Cyberattacks can cause damage worse than simply taking down networks or stealing data, Saydjari said. “Rolling attacks” can wreck generators and blow up transformers, some made in Europe and taking months to replace. “You want to take the Internet down this afternoon?” Geer said. Cisco IOS software, widely used in its routers, can be attacked in such a way that a soldering iron would be required to fix the hardware, he said.

Saydjari told Langevin “rogue individuals” probably couldn’t bring off such attacks, which could cost $500 million and take 3 years to develop, but “a transnational terrorist group like al Qaeda certainly could.” In 2005, his group briefed DHS on the potential but heard no followup. Maughan clarified that the briefing occurred before the National Cyber Security Div., not his own directorate, but admitted that the directorate should expand beyond its physical assessments of critical infrastructure to more cyber analysis.

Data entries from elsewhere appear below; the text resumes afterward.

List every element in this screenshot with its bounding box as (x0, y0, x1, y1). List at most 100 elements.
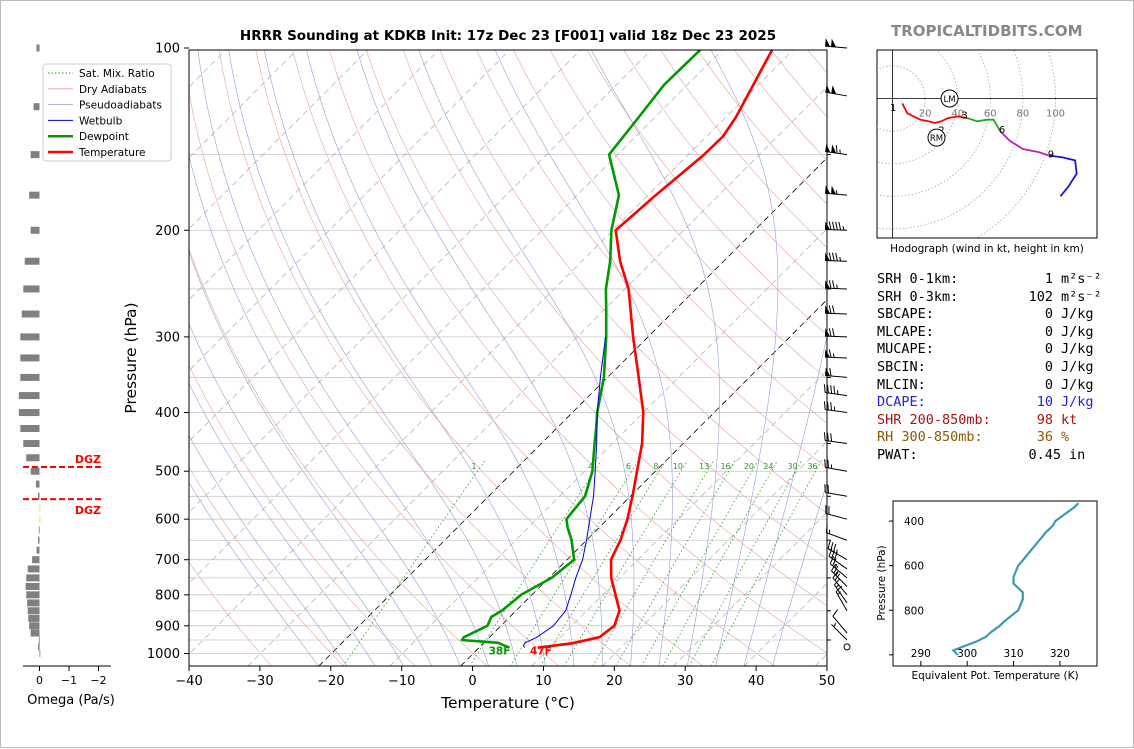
wind-barb (826, 505, 847, 519)
legend-label: Pseudoadiabats (79, 100, 162, 112)
theta-e-y-tick-label: 400 (904, 516, 924, 528)
index-label: PWAT: (877, 447, 995, 465)
wind-barb (833, 571, 847, 595)
pseudoadiabat-line (494, 48, 672, 666)
omega-bar (32, 556, 39, 563)
y-tick-label: 300 (155, 330, 180, 345)
index-unit: J/kg (1053, 306, 1094, 324)
wind-barb (824, 432, 847, 443)
barb-flag (825, 144, 830, 153)
omega-bar (38, 643, 39, 650)
barb-half (843, 226, 844, 230)
barb-half (836, 190, 837, 194)
omega-tick-label: −2 (90, 674, 106, 687)
hodograph-frame (877, 50, 1097, 238)
y-tick-label: 800 (155, 588, 180, 603)
x-tick-label: −40 (175, 674, 202, 689)
legend-label: Dewpoint (79, 131, 129, 143)
x-tick-label: 50 (819, 674, 836, 689)
barb-shaft (825, 313, 847, 314)
barb-full (828, 541, 830, 549)
dgz-label: DGZ (75, 453, 101, 466)
omega-bar (39, 637, 40, 644)
isotherm-line (1, 48, 15, 666)
y-tick-label: 700 (155, 553, 180, 568)
omega-bar (20, 333, 39, 340)
wind-barb (831, 623, 847, 640)
hodograph-caption: Hodograph (wind in kt, height in km) (890, 243, 1084, 255)
index-value: 102 (1005, 289, 1053, 307)
index-value: 10 (1005, 394, 1053, 412)
index-unit: kt (1053, 412, 1077, 430)
barb-full (828, 485, 829, 493)
hodograph-height-label: 6 (999, 125, 1005, 136)
skewt-ylabel: Pressure (hPa) (122, 302, 140, 413)
x-tick-label: 20 (606, 674, 623, 689)
index-unit: J/kg (1053, 394, 1094, 412)
omega-bar (31, 629, 40, 636)
index-value: 0 (1005, 306, 1053, 324)
wetbulb-profile (524, 337, 606, 648)
barb-flag (831, 186, 836, 194)
dgz-label: DGZ (75, 504, 101, 517)
mixing-ratio-label: 24 (763, 462, 773, 471)
barb-flag (825, 368, 830, 376)
barb-full (836, 222, 838, 230)
index-value: 1 (1005, 271, 1053, 289)
wind-barb (825, 459, 847, 471)
y-tick-label: 400 (155, 406, 180, 421)
omega-tick-label: 0 (36, 674, 43, 687)
omega-bar (31, 227, 40, 234)
omega-bar (19, 409, 40, 416)
barb-flag (825, 185, 830, 193)
barb-shaft (825, 260, 847, 261)
wind-barbs (824, 38, 850, 650)
index-value: 0.45 (995, 447, 1061, 465)
wind-barb (836, 586, 847, 611)
pseudoadiabat-line (198, 48, 489, 666)
omega-bar (20, 374, 39, 381)
omega-tick-label: −1 (61, 674, 77, 687)
pseudoadiabat-line (306, 48, 574, 666)
hodograph: 2040608010012369LMRM (730, 1, 1098, 262)
barb-full (832, 280, 834, 288)
index-unit: J/kg (1053, 377, 1094, 395)
barb-half (833, 353, 834, 357)
wind-barb (825, 144, 847, 155)
wind-barb (825, 328, 847, 337)
omega-bar (40, 516, 41, 523)
mixing-ratio-label: 36 (807, 462, 817, 471)
mixing-ratio-label: 20 (744, 462, 754, 471)
wind-barb (824, 401, 847, 412)
omega-bar (26, 583, 40, 590)
omega-bar (38, 493, 39, 500)
calm-circle (844, 644, 850, 650)
omega-bar (37, 547, 40, 554)
barb-full (828, 385, 829, 393)
wind-barb (833, 609, 847, 633)
omega-bar (37, 45, 40, 52)
hodograph-height-label: 3 (961, 110, 967, 121)
barb-full (829, 349, 831, 357)
barb-half (834, 623, 836, 627)
barb-full (825, 484, 826, 492)
barb-shaft (825, 492, 847, 496)
wind-barb (829, 549, 847, 569)
omega-bar (26, 574, 39, 581)
wind-barb (825, 222, 847, 231)
barb-full (824, 384, 825, 392)
barb-full (829, 222, 831, 230)
barb-full (825, 459, 826, 467)
y-tick-label: 1000 (147, 647, 180, 662)
mixing-ratio-label: 8 (653, 462, 658, 471)
hodograph-ring-label: 20 (919, 109, 932, 120)
wind-barb (825, 349, 847, 358)
mixing-ratio-label: 13 (699, 462, 709, 471)
omega-bar (23, 440, 39, 447)
barb-half (836, 584, 839, 587)
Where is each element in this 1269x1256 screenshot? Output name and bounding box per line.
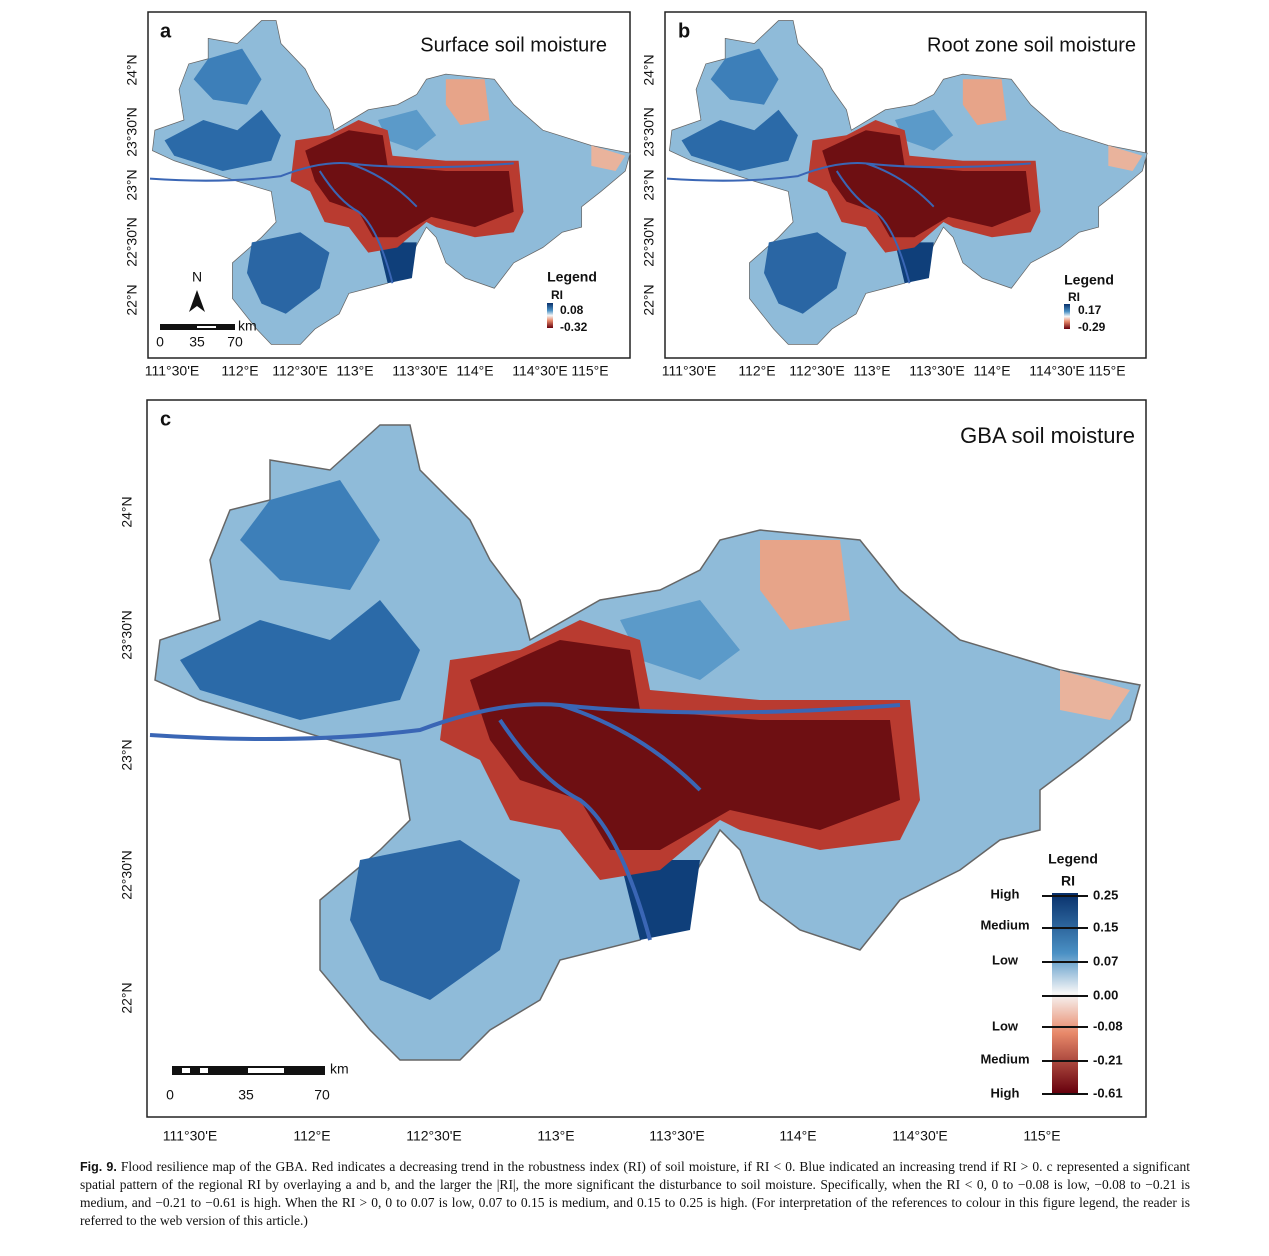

Why would a hostile state like China launch such attacks? Lewis said. Interrupting the Internet for a week in the U.S. would be a “weapon of mass annoyance” at best, he said. China would feel a sharp backlash and decide “I'm not going to get any military benefit out of this,” he said.

Rep. Green (D-Tex.) asked about penalties for convicted attackers. “You're not going to be caught. It’s almost a risk-free crime,” especially if launched from abroad, Lewis said. So the U.S. can never be completely secure online? Green asked. The point is not perfect security but staying a step ahead of attackers, Lewis said. “All we can do is make it such that the people who want stuff… have to go somewhere else” to get it easily, Geer said. “This is not a one-shot investment,” but must be funded and improved over the years, Saydjari said.